Directed by Werner Herzog
France, 2010
Werner Herzog’s hypnotic documentary Cave of Forgotten Dreams begins with a long dolly down a row of farmland. As the camera reaches the end of the row it cranes up, revealing the vast caves of Chauvet sprawling out below.
Herzog’s film not only explores the famous caves in southern France that house the oldest known paintings, but also continues his exploration of the human experience. With this opening shot Herzog lays clear his metaphor: the accessible open area of the farmland just obscuring the mysterious closed area of the cave is as to the shrouded mysteries of human evolution, brimming just below our everyday interaction.
A combination of musically motivated cave sequences, Herzog’s signature philosophical voiceover, and interviews with a motley crew of those involved with the cave (a former circus juggler, a perfumer, an “experimental” explorer), the documentary is less National Geographic than SyFy Channel.
Like his previous documentaries, Grizzly Man, Lessons in Darkness, The Wheel of Time, Herzog is less interested in the obvious point of interest – the paintings themselves in this case – as he is in the people surrounding it.
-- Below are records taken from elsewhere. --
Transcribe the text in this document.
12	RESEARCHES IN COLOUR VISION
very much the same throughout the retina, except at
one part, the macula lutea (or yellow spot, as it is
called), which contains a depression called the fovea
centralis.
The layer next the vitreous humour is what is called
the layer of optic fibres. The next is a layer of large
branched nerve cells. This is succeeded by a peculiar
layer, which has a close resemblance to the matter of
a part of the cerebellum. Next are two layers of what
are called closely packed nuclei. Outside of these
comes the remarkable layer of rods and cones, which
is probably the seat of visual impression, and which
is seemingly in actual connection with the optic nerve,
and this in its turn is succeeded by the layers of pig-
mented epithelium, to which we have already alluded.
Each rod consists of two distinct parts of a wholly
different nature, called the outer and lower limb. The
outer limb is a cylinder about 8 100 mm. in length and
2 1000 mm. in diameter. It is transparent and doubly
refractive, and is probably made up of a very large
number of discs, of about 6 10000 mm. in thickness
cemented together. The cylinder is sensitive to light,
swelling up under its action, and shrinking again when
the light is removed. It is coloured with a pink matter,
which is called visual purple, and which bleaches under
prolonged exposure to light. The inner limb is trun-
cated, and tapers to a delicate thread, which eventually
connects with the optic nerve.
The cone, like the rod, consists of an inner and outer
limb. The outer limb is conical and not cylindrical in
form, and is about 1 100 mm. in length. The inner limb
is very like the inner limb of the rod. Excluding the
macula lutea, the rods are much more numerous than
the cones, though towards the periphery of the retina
Alongside one of the scientists exploring the cave Herzog becomes fascinated with the idea of one of the ancient painters. Through scientific process and via his camera, Herzog tracks the movement of the man, putting the viewer in his position. The effect is a spellbinding trek through the caves where past and present are merged.
Not unlike the famous penguin sequence in Encounters at the End of the World, Herzog ends Cave with a postscript focusing on a pair of albino alligators. The images are close-up and eerie. Herzog’s own voiceover in this final section brings everything to its conclusion and relates these “mutant animals” back to the cave dwellers, implying an odd, almost supernatural circle of life.
Cave of Forgotten Dreams is dreamlike, fascinating and unmistakably Herzogian. It continues the director’s search for the hidden things in life, whether those things be just below a farm, or back in an unknown and unreachable past.